Once the image transferring (via tftp protocol) completed, the diskless PC Workstation starts to boot up with the OS image parking in memory segment that act as RAM-DISK. When the boot up completed, the Micros diskless PC workstation functions as if it is a normal desktop PC pre-installed with DOS OS.
Bootpd server and clients could be reside on different network segment by deploying bootp relay agent. To make thing simple or get it up and running right during initial roll out, put both bootpd server and client on the same network segment.

Checklist when thin client unable getting IP address:

  1. Replace a known good unit of thin client to rule out possibilities of

    • Faulty boot ROM embedded in NIC that is bootp enabled
    • Faulty Ethernet patch cable
    • faulty network access point or LAN point

  2. Bootp daemon is not running. In Linux/Unix, execute

    ps -ef | grep bootpd
                or
    lsof -i | grep 67

    to confirm bootp daemon is running and listening to legacy port number (as shown in /etc/services file)

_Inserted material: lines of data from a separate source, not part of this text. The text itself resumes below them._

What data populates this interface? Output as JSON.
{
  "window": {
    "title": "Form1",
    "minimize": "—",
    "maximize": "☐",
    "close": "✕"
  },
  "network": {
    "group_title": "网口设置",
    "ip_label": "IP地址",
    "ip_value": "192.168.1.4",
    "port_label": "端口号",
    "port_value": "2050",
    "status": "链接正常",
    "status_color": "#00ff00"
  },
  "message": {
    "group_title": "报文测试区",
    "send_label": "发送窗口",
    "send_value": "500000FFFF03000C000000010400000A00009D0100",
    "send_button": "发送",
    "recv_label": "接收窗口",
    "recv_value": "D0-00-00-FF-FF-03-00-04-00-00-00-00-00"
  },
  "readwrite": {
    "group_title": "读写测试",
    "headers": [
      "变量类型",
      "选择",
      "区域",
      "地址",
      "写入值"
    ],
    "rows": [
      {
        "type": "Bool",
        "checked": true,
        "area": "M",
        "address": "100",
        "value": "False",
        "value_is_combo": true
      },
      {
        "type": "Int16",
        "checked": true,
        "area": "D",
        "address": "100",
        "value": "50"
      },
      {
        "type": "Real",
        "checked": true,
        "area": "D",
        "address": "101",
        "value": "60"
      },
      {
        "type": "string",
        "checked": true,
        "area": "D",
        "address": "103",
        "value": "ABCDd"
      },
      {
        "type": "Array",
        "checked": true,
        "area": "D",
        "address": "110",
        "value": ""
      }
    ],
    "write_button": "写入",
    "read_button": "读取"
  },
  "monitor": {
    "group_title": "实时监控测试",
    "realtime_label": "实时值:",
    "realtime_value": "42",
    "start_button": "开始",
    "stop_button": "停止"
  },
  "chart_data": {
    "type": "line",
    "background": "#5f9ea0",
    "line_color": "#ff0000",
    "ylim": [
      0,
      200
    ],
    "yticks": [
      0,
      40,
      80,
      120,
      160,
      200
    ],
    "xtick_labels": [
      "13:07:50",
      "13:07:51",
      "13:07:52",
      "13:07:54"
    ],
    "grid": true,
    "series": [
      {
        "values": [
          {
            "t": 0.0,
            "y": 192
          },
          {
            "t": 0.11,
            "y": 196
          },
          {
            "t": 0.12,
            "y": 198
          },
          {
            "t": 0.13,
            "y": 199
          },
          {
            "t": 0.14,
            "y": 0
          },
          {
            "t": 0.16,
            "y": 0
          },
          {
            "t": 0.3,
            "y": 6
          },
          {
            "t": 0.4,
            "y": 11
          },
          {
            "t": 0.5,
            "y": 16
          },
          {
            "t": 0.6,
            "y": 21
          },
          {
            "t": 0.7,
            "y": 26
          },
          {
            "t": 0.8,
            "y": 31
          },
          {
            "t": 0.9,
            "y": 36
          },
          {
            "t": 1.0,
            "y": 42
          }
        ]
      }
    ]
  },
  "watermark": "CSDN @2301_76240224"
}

  3. Incorrect MAC address to IP address mapping maintained in /etc/bootptab bootpd configuration file

  4. ARP cache conflict at bootpd server. Executing the command

    arp -a

    to list the bootpd server arp cache. Confirm that there is no ARP cache conflict. To delete the conflict, for example conflict on IP address 192.168.1.3, execute command

    arp -d 192.168.1.3

  5. Use cross-over patch cable or straight Ethernet cable and a hub to directly link up the bootpd server and client to form an simple isolate network. If it works in this simple network infrastructure, then get network experts sit in for assistant. There might be firewalls or routers that have blocked the UDP packets from reaching to bootpd server.
Related information:
  • Tftp protocol in brief

    • Host A sends an read request (RRQ) or write request (WRQ) packet to host B. The packet containing the filename and transfer mode.
    • Host B replies with an acknowledgement packet (ACK) to WRQ or directly with a DATA packet in case of RRQ. The reply also serves to inform host A of which port on host B the remaining packets should be sent to.
    • The source host sends numbered DATA packets to the destination host, all but the last containing a full-sized block of data. The destination host replies with numbered ACK packets for all DATA packets.
    • The final DATA packet must contain less than a full-sized block of data to signal that it is the last. If the size of the transferred file is an exact multiple of the block-size, the source sends a final DATA packet containing 0 bytes of data.